According to a survey commissioned by Internet security outfit VeriSign, one in eight of the UK's adult population have fallen victim to online ID fraud in the last year.
The YouGov survey of over 2000 Brits found that these fraud victims have had on average £463 stolen, with a quarter claiming to still be in dispute over compensation for the money taken. In total, £2.65 billion was stolen online from UK consumers in the last 12 months.
Despite the high proportion of victims, VeriSign says British Web users are conscientious when it comes to online shopping. Over three quarters (82%) of respondents claim to buy only from sites with enhanced security settings.
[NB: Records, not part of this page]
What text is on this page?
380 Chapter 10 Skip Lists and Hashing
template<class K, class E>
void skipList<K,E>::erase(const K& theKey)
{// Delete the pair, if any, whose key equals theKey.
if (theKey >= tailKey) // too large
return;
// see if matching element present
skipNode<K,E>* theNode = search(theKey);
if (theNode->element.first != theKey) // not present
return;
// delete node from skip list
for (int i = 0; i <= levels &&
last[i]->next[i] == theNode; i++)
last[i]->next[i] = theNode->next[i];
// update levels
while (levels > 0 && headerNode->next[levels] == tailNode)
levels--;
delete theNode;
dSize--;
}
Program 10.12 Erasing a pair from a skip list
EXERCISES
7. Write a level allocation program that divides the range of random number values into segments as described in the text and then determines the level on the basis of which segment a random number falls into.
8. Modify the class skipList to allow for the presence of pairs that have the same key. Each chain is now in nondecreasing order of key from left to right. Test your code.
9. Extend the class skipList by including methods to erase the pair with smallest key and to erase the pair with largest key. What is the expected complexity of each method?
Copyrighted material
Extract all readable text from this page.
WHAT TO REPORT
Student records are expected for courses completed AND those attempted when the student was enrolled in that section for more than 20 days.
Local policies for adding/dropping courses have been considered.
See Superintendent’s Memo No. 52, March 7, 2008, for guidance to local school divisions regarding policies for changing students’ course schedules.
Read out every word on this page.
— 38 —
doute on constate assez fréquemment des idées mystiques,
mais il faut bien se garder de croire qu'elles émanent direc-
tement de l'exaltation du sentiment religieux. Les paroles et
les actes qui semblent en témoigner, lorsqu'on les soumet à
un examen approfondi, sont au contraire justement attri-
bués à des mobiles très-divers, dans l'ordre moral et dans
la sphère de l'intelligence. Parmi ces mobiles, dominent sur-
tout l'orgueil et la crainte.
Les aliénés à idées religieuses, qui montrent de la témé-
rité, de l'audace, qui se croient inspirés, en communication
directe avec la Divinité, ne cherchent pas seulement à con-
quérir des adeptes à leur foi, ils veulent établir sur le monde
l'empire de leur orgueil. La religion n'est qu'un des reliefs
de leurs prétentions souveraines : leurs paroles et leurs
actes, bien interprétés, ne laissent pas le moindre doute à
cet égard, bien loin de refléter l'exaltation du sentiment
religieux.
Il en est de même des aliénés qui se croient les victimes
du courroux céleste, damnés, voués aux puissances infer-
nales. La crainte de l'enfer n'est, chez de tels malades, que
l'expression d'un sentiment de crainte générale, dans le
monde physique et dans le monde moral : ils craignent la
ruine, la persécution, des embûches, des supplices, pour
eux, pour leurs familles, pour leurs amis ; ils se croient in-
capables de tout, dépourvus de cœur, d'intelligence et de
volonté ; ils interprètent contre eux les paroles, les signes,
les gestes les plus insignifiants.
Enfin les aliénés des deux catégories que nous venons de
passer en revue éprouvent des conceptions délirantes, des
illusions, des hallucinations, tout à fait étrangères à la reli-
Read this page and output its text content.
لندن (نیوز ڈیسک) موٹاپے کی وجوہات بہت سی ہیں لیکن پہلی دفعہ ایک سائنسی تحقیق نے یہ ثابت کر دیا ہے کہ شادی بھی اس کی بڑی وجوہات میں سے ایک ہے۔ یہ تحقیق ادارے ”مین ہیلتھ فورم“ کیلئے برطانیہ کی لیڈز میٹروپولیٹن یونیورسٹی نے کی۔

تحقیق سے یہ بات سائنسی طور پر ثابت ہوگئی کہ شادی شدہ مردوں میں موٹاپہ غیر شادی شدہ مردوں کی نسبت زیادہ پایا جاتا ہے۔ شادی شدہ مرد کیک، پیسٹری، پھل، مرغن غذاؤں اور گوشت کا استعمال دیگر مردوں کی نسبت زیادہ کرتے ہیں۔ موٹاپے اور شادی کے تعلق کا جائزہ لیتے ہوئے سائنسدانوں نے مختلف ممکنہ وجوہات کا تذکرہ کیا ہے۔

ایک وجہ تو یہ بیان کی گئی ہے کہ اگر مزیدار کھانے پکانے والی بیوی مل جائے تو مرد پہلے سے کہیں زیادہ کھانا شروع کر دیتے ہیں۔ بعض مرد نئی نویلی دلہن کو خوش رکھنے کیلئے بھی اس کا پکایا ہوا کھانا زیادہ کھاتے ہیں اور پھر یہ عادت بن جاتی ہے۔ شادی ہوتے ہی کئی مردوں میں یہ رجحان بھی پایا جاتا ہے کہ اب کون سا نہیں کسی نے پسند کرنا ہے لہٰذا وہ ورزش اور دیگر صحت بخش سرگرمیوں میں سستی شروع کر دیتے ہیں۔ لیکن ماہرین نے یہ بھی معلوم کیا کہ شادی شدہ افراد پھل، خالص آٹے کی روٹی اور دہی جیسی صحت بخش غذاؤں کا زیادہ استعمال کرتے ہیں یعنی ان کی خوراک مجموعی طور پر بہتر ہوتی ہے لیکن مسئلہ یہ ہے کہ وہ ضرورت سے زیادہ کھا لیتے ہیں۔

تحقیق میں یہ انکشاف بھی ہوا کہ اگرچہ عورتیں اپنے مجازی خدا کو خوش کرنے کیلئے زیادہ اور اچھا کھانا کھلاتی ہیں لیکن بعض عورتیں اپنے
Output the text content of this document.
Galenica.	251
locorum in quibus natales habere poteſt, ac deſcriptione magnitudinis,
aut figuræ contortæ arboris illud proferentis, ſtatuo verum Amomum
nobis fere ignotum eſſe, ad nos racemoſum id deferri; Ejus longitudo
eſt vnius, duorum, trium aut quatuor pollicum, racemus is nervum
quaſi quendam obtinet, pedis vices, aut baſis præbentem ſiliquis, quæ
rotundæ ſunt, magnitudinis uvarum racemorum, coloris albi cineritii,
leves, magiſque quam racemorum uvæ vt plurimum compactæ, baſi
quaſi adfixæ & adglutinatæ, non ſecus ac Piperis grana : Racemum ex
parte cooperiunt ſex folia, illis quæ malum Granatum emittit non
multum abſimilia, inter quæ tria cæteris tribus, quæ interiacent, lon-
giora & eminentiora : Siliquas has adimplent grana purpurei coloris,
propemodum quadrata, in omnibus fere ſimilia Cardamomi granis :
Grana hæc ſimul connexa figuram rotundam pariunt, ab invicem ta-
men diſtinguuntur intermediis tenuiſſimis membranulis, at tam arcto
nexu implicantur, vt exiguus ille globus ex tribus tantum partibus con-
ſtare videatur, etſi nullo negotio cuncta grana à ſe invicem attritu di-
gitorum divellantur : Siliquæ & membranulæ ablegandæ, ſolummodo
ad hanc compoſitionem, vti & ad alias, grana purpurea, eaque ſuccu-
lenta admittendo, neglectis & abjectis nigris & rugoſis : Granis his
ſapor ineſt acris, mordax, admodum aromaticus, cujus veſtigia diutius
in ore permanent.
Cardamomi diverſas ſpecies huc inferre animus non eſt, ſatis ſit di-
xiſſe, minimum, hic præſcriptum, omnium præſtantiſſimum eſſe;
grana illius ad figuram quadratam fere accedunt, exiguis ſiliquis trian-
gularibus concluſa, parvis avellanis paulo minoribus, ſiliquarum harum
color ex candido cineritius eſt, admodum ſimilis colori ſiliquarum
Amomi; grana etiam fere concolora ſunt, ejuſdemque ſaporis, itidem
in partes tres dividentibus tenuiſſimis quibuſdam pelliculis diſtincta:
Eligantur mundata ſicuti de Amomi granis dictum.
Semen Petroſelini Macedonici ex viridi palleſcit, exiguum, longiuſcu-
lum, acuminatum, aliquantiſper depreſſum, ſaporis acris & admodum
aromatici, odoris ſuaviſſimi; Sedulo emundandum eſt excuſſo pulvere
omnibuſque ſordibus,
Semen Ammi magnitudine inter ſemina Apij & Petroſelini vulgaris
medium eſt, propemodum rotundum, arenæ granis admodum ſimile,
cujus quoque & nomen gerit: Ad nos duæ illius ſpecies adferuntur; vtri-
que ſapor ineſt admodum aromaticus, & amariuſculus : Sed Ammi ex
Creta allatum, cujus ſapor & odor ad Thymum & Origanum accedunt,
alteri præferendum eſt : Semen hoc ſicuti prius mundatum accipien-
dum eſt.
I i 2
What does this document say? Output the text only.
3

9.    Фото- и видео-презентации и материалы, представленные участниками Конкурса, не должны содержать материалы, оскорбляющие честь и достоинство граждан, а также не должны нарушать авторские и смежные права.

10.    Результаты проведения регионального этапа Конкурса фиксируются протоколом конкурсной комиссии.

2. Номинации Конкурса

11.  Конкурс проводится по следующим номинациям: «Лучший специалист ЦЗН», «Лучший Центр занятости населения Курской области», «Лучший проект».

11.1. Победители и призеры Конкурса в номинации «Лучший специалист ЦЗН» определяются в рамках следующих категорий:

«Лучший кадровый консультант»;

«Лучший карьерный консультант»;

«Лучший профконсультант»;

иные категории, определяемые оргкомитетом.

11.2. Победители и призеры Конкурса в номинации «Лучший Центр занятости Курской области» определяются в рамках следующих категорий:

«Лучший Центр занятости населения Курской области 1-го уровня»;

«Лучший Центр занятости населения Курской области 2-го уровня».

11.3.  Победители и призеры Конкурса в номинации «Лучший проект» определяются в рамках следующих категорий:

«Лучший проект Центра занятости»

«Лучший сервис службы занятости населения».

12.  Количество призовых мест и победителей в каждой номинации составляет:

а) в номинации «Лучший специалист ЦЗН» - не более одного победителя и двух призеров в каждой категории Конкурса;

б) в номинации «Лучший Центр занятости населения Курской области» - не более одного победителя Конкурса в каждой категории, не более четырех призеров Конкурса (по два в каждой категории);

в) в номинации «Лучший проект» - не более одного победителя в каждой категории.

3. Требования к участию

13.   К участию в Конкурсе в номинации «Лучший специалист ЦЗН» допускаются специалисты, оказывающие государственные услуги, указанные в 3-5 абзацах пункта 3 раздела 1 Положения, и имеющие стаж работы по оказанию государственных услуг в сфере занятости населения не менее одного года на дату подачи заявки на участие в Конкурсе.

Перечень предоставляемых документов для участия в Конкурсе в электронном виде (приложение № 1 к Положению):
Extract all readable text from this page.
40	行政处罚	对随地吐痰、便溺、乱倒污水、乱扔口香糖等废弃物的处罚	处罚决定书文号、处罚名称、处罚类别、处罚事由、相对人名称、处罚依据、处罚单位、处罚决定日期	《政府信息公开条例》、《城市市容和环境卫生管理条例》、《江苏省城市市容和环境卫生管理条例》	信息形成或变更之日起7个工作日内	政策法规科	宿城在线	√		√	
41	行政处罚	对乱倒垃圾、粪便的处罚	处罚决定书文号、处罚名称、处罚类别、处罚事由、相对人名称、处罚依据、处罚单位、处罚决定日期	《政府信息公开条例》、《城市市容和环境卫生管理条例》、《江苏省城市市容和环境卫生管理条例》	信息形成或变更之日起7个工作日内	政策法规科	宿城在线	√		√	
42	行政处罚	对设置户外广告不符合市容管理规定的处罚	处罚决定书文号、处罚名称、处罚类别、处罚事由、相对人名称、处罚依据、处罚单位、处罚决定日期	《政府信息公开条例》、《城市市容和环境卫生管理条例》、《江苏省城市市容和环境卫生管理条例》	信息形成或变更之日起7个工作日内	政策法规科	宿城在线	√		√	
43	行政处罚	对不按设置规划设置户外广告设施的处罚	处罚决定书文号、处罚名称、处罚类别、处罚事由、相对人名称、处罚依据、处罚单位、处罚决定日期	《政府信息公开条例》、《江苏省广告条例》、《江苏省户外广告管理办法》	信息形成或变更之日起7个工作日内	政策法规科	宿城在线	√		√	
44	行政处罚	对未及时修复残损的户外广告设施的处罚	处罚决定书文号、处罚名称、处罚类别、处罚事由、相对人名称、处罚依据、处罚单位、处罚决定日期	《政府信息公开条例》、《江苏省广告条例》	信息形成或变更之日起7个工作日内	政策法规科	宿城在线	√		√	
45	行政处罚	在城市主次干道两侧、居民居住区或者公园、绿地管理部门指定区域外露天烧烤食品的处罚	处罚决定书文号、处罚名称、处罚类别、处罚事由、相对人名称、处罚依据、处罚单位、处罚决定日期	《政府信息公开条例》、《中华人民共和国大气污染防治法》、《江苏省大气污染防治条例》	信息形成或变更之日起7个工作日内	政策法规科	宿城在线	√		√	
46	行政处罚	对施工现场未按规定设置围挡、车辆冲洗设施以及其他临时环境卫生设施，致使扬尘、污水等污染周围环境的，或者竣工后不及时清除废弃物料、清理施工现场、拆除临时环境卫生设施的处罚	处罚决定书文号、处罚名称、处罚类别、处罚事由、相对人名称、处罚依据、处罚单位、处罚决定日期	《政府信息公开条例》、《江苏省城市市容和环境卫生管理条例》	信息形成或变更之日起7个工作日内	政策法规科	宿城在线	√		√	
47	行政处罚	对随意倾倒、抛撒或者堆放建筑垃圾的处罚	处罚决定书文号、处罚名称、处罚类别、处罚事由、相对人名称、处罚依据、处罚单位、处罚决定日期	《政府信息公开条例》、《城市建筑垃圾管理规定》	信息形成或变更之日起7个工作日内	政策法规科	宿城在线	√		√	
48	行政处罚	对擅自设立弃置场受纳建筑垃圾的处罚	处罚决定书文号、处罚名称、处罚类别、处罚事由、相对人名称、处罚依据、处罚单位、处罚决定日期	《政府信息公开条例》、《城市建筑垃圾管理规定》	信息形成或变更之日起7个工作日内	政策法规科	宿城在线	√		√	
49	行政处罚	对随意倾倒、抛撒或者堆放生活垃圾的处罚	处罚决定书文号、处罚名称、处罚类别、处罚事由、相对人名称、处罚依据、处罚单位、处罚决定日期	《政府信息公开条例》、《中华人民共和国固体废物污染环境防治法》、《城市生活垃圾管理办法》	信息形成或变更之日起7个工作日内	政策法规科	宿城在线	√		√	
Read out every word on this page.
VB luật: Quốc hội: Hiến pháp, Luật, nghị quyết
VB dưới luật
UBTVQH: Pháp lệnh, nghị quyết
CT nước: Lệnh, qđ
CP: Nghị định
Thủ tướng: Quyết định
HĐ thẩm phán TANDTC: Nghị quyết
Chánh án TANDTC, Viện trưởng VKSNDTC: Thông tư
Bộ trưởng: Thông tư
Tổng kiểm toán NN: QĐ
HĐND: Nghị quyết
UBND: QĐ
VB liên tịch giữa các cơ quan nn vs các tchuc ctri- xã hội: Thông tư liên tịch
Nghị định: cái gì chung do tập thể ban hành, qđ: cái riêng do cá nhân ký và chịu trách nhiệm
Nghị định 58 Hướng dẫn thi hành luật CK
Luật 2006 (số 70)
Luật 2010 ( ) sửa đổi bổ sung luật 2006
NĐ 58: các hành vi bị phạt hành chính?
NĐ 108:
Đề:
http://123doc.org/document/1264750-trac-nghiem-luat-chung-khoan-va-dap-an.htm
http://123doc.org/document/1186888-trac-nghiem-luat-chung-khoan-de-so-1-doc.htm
Young people are less likely to be hit by criminals, with only five per cent of 18 to 25 year olds stating that they have been online ID fraud victims, compared to 14% of people aged 45 to 54.
Londoners are the most careless about buying online, with 25% stating that they don't bother checking whether a Web site has enhanced security settings before buying from it, as opposed to only 10% of respondents from Northern Ireland.
The Welsh are the biggest victims of online fraud, with 20% stating that they had experienced ID fraud in the last year, compared to only eight per cent of Scots.
Richard Hurley, communications manager, Cifas, says: "Increasing numbers of cost-conscious consumers are now shopping online, and whilst the rise in online spending is great for online retailers, it opens up a Pandora's Box of security threats. Cyber criminals are undoubtedly getting more devious, but consumers can easily lessen the likelihood of online fraud by stepping up their own awareness of how they can protect themselves online."